Ona göre ABD başkanının Mar-a-Lago’daki lüks villasında bir partiye davet edilecekti. Kötü diller, bu akşamların parasının ödendiğini, ev sahibinin misafirler arasında yer almak için yüklü miktarda para bırakmakla yetindiğini fısıldıyor. Ne olursa olsun, bu bir kez daha milyarderler dünyasının, aşırı sağın ve zayıflatıcı medya figürlerinin yakınlığını gösteriyor.

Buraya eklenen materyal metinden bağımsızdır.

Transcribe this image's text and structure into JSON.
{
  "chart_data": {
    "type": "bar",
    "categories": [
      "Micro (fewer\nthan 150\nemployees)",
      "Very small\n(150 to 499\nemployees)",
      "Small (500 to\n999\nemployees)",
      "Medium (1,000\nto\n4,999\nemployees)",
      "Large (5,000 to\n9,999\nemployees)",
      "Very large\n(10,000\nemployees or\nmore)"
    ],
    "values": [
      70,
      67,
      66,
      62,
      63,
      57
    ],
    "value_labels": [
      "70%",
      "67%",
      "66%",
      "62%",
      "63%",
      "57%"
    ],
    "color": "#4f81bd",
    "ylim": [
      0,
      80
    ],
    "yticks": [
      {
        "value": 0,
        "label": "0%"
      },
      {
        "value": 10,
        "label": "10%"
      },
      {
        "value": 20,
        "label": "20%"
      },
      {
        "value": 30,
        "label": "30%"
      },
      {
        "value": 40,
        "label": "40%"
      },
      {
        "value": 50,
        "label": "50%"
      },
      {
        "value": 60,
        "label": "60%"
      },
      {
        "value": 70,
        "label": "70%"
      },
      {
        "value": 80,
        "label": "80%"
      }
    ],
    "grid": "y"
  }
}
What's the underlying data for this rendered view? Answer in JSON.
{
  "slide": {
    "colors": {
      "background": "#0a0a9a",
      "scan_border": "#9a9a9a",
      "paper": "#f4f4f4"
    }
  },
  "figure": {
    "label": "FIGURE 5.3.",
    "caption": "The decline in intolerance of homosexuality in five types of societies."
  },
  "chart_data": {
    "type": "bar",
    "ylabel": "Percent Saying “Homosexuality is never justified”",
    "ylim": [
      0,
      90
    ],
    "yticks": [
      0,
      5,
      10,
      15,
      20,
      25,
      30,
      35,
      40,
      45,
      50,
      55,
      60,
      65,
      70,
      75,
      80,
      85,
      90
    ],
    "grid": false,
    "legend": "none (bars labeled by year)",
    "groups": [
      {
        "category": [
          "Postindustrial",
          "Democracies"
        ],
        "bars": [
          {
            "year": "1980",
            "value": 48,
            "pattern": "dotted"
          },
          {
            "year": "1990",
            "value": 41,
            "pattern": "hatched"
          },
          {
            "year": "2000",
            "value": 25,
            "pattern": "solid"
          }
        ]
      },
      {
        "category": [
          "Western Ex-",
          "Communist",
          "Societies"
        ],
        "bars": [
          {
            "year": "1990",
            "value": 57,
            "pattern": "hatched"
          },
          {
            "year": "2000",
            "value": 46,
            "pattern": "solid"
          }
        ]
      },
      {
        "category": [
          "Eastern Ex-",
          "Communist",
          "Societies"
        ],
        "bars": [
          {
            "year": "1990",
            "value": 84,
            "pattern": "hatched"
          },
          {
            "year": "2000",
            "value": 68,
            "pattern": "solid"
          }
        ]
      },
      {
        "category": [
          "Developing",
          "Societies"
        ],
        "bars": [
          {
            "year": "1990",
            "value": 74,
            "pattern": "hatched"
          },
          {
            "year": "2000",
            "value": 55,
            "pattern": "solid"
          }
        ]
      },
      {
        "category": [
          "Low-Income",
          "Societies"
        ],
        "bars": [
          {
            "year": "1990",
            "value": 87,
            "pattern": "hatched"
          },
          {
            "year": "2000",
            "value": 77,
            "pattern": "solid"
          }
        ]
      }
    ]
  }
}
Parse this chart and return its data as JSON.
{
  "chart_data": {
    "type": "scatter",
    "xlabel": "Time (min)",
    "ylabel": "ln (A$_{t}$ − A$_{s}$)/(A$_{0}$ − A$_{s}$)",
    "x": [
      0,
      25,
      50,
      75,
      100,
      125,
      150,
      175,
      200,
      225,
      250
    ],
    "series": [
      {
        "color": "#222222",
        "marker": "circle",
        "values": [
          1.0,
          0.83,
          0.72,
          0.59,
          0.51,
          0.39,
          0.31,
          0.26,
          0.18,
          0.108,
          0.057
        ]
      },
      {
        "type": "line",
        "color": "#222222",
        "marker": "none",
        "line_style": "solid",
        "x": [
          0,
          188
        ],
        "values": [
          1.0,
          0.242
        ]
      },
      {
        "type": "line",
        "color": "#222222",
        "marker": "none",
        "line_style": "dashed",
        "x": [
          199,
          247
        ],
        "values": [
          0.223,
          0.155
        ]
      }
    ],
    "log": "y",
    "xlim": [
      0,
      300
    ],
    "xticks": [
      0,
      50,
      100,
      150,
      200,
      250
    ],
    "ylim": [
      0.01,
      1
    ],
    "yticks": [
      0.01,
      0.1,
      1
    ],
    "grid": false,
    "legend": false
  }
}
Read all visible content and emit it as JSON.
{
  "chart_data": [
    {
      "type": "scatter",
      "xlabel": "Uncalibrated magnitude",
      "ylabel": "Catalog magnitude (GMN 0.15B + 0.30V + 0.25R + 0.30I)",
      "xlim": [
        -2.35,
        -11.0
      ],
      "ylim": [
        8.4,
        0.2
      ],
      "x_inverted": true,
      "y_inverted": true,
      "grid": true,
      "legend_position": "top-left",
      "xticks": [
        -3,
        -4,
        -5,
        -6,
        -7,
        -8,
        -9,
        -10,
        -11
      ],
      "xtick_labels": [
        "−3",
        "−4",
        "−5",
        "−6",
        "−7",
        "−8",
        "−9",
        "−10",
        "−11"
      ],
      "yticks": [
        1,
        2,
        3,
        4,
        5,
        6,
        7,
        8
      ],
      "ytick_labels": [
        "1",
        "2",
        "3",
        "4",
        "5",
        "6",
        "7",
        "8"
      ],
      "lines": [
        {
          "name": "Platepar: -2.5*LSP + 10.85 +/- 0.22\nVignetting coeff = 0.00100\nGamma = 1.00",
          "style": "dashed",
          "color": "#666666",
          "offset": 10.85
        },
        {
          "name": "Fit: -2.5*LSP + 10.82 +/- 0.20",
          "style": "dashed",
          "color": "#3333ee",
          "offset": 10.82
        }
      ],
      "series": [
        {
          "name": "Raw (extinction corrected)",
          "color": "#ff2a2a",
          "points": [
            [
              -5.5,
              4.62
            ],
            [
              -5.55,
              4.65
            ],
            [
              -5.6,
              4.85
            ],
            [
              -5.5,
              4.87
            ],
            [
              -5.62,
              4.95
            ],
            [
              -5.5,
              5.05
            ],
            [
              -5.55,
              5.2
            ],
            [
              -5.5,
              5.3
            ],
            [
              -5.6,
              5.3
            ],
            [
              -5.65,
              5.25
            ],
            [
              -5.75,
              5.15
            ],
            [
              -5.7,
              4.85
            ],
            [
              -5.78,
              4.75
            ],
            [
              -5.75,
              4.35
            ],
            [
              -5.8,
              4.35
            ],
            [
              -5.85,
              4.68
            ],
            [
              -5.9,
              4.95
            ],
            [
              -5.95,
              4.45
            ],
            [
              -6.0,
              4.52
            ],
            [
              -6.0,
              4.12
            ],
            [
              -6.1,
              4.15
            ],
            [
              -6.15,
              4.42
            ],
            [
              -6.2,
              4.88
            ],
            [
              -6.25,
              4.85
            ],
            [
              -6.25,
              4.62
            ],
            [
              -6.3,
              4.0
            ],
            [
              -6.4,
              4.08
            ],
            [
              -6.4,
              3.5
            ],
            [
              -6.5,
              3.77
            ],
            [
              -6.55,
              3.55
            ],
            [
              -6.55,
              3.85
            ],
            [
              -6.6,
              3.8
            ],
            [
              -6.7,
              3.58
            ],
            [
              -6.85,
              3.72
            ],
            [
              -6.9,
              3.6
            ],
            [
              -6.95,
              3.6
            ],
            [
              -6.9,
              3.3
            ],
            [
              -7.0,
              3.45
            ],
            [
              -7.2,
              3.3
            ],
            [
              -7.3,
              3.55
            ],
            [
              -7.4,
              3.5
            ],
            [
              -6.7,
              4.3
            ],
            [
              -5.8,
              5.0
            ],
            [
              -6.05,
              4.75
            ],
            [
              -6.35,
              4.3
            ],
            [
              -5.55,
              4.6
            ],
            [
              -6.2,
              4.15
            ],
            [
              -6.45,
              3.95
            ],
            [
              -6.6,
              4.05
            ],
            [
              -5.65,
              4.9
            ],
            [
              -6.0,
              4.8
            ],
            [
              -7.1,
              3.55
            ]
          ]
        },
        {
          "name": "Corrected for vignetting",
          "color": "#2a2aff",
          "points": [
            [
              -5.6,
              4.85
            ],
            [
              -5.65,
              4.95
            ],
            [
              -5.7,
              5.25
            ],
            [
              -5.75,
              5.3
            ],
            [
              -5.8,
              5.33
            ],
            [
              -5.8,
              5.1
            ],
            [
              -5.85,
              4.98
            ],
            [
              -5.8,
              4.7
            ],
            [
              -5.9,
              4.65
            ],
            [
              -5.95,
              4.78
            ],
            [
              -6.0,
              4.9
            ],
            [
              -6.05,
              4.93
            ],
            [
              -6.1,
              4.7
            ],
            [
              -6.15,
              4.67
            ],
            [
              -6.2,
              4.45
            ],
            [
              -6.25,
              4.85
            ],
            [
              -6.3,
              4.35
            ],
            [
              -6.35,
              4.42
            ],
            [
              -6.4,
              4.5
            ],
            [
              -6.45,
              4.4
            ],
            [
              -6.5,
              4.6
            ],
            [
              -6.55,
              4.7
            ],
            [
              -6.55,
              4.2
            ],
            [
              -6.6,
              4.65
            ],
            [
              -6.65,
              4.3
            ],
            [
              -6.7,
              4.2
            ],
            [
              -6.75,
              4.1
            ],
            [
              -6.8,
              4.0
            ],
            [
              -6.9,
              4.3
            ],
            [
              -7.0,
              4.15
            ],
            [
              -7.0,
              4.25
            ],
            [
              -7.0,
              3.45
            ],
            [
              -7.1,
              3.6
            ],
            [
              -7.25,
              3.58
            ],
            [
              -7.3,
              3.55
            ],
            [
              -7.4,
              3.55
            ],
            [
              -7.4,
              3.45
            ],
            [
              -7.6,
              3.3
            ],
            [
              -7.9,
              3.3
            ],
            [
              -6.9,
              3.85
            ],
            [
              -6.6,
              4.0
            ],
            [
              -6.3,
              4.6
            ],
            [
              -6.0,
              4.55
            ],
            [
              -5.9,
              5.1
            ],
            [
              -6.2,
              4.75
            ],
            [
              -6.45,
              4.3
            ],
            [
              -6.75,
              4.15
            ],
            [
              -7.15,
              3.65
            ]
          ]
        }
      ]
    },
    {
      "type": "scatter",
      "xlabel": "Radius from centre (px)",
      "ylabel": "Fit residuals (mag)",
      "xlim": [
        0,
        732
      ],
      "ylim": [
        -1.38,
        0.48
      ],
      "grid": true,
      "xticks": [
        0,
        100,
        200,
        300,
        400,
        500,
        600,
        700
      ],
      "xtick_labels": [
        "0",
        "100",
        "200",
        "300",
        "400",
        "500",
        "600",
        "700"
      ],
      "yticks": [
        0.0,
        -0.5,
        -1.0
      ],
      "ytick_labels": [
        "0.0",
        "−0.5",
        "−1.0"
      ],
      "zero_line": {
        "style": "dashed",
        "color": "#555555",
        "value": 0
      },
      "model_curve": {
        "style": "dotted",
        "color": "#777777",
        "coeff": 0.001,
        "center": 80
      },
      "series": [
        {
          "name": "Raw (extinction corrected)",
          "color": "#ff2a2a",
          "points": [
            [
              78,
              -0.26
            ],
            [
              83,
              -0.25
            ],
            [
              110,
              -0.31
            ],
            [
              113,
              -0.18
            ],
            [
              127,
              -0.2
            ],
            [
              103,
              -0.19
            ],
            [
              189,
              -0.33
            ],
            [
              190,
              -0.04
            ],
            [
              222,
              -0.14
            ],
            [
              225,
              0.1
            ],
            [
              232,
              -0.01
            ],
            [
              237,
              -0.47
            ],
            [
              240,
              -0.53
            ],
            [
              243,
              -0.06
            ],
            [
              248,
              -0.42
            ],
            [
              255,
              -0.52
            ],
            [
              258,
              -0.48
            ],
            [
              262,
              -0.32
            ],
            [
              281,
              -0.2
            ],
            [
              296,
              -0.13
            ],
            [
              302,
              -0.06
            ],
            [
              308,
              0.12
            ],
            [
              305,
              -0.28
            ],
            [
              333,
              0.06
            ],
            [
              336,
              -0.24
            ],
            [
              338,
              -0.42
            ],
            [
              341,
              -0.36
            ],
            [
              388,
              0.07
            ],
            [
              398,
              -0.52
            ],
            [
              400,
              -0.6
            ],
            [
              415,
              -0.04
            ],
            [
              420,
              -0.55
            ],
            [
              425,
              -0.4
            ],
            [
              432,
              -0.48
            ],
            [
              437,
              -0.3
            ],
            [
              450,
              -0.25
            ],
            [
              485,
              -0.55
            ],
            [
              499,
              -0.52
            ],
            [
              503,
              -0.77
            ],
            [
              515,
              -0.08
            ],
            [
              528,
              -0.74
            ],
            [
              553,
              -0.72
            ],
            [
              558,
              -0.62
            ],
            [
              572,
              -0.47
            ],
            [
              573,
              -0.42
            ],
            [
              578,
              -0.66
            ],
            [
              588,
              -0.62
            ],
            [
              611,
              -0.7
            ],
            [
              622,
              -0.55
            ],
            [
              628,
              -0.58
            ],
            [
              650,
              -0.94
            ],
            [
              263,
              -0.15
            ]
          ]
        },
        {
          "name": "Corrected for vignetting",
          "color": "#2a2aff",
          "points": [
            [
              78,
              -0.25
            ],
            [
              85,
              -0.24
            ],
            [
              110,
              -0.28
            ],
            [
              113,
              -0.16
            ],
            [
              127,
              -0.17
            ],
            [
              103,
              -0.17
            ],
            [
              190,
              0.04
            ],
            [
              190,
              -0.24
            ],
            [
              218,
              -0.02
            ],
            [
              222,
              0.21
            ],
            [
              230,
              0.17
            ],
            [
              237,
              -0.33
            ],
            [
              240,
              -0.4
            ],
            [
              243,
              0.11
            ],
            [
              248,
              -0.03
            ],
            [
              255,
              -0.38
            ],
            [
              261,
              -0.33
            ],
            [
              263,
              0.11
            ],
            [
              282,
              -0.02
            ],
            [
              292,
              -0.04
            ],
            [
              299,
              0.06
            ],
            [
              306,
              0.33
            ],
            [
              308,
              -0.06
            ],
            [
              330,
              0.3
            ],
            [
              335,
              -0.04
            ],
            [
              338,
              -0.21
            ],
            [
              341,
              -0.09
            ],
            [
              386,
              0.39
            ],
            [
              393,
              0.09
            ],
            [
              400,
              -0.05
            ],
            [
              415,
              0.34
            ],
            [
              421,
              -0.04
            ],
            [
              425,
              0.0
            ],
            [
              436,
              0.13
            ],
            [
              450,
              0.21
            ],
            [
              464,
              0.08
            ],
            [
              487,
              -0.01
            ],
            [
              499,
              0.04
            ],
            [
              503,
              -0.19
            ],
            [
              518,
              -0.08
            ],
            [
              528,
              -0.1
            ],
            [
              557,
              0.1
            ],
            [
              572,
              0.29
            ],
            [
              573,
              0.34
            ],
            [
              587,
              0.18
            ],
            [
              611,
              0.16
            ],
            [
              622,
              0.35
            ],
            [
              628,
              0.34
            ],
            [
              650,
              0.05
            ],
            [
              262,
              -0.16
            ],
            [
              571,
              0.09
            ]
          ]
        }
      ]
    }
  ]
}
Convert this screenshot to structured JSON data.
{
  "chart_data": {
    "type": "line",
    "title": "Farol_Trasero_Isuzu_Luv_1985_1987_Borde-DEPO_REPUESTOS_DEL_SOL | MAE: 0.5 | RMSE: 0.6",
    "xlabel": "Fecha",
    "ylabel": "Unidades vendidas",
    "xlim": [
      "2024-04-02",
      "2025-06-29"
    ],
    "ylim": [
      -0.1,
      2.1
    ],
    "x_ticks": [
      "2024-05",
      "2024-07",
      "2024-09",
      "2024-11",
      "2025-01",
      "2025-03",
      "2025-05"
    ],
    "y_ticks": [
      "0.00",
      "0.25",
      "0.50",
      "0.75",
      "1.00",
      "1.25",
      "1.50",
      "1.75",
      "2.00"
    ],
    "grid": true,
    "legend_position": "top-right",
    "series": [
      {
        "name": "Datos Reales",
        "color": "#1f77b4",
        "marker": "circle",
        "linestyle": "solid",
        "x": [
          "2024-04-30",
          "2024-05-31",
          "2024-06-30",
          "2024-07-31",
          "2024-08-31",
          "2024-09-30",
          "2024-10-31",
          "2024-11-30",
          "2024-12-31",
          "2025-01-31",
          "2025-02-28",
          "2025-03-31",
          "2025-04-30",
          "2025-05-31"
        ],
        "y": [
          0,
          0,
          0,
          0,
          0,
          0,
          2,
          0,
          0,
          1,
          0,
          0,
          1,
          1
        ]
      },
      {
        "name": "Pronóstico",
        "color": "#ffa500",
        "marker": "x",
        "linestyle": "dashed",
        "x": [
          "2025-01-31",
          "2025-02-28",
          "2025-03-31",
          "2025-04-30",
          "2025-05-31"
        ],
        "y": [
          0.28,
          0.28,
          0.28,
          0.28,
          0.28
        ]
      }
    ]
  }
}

Neo-faşizm sadece hayatta ve iyi durumda değil, aynı zamanda şekilleniyor. Paris’ten Roma’ya, Washington’dan Viyana’ya kadar gerici bir enternasyonal kuruluyor. Araçlara, ağlara, medyaya sahip ve güce saldırmak için yola çıkıyor. Sorunla etkili bir şekilde yüzleşmek için toplumsal, devrimci ve anti-faşist bir enternasyonal oluşturmanın tam zamanı.